Bark-scale is divided into 24 main ranges of hearing. Audible resolution at low frequencies is greater than at higher frequencies. You can convert the frequency from Hz to the Bark scale by the following formula:

where f is the frequency of sound in Hz,
b - frequency of sound in Bark.
But more common in recognizing human speech was another scale - the
mel scale , linear at frequencies below 1 kHz and logarithmic at frequencies above 1 kHz. Mel-scale was obtained as a result of experiments with exemplary tones (sinusoids) in which the subjects were required to divide these frequency ranges into 4 equal intervals or adjust the frequency of the desired tone so that it is half the frequency of the original. 1 mel is defined as 1 thousandth tone level in 1 kHz. As with any other attempt to create similar scales, it is calculated that the mel scale more accurately models the sensitivity of the human ear. The calculation of mel values ​​can be approximately represented by the following formula:

where f is the frequency of sound in Hz,
B is the sound frequency in mel.
A number of modern speech signal processing techniques are based on the use of such scales.
Links to home reading
- Huang Xuedong. Algorithm and system development. –New Jersey: Prentice Hall PTR, 2001. 910 p. (The reference book of anyone who wants to engage in speech recognition. Much of what is contained in the cycle of my notes is taken from this book. Must Have.)
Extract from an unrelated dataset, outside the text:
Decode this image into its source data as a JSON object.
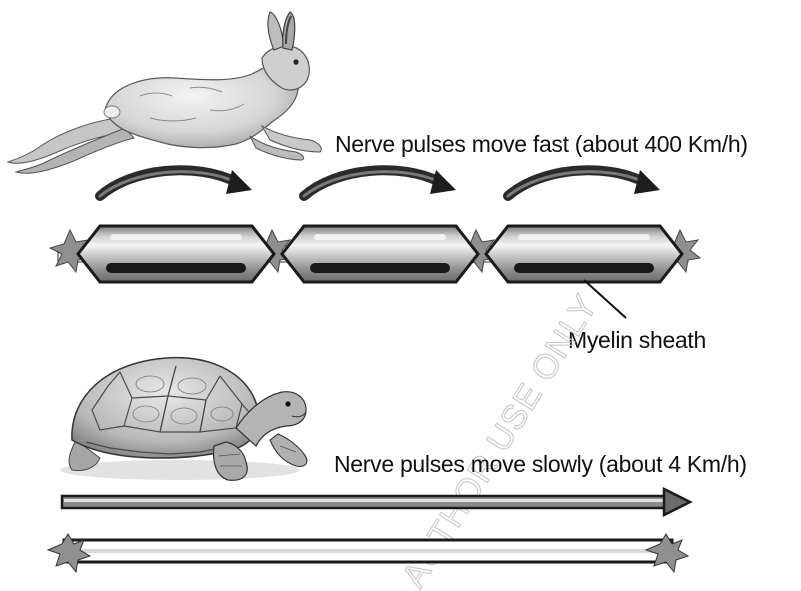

- Chistovich L. A., Ventsov A. V., Granstrem M. P. Speech physiology. The perception of speech by man. - L .: Science, 1976. (Unfortunately, books on speech recognition in Russian stopped being released as far back as the 1980s. But even those that were released are worth studying. From this book I gathered information about the auditory tract, device snails. If anyone interested in the performance characteristics of the auditory canal - you are welcome.)
- DongSuk Yuk. Robust speech recognition using neural networks and hidden Markov models. Adaptations using non-linear transformations. - New Jersey: The State University of New Jersey, 1999. (Many American scholars lay out the texts of their dissertations for free access. Many thanks to them for this human thanks.)